In the above-described first embodiment, the electronic device is realized by the antenna device 10, but the electronic device is not limited to the antenna device 10, and may be an electronic device having other functions. For example, it may be an air purifier arranged on the ceiling of the vehicle 100, a smoke sensor thereof, a drive recorder, an in-vehicle camera required for automatic driving, and the like.

In the above-mentioned first embodiment, the heat absorbing portion 52 has a rectangular parallelepiped shape, and one surface thereof directly contacts the aluminum cover 37, but the configuration is not limited to this. For example, the heat absorbing portion 52 may have a flat pipe 51 through which the refrigerant flows, and may be brazed to the aluminum cover 37 with a sheet metal or the like, or may be brought into direct contact with the heat transfer gel. As a result, the heat absorbing portion 52 can be made smaller and lighter.

Further, in the above-mentioned first embodiment, the heat radiating unit 53 has a heat radiating fin 59a, but the heat radiating unit 53 is not limited to such a structure. For example, instead of the heat radiation fins 59a, a plurality of plate members extending in the axial direction and the radial direction of the pipe 51 may be provided at intervals in the circumferential direction. The strength can be ensured by molding such a plurality of plate members by die casting.

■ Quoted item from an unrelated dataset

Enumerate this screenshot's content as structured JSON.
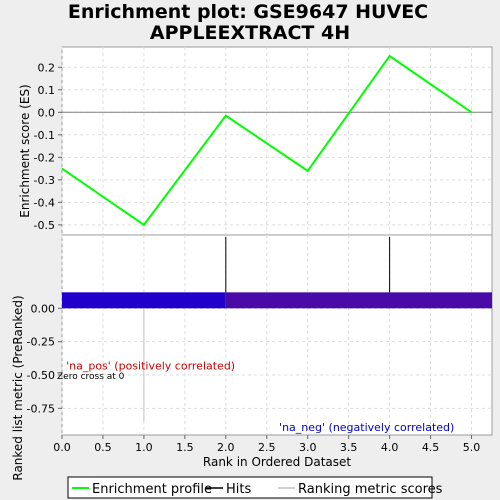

Further, in the above-mentioned first embodiment, the refrigerant is circulated, but carbon nanotubes having good heat transfer characteristics may be used instead of the pipe 51 without using the refrigerant.

Claims

Electronic components (31) provided inside the passenger compartment (100a) of the ceiling (11) of the vehicle (100),
A cooling unit (34) for cooling the electronic component is included.
The cooling unit
The pipe (51) through which the refrigerant flows and
A heat absorbing portion (52) to which the pipe is connected, heat exchange between the inflowing refrigerant and the electronic component, and absorb heat from the electronic component,
A heat radiating portion (53) to which the pipe is connected, heat exchange between the refrigerant passing through the heat absorbing portion and the air in the lower part of the vehicle interior, and dissipating heat to the lower part of the vehicle interior
An in-vehicle electronic device including a pump (54) to which the pipe is connected and circulates a refrigerant between the heat radiating portion and the endothermic portion.
A housing (33) that houses the electronic components and is at least partially made of metal.
Further includes a heat transfer member (40) that thermally couples the electronic component and the metal portion (37) of the housing.
The vehicle-mounted electronic device according to claim 1, wherein the heat absorbing portion exchanges heat with an inflowing refrigerant and a metal portion of the housing to absorb heat from the electronic component.
A power generation unit that generates electric power with sunlight and supplies electric power for driving the pump, further including a power generation unit (55) provided on a surface of the ceiling of the vehicle opposite to the electronic components. The in-vehicle electronic device according to 1 or 2.
The vehicle-mounted electronic device according to any one of claims 1 to 3, further comprising a heat insulating member (35) provided between the ceiling of the vehicle and the electronic component.
A projection (21) that is arranged on the surface of the ceiling opposite to the electronic component, protrudes from the ceiling, and accommodates the antenna member (22) is further provided.
The vehicle-mounted electronic device according to any one of claims 1 to 4, wherein the electronic component is a wireless communication circuit that wirelessly communicates with the outside via the antenna member.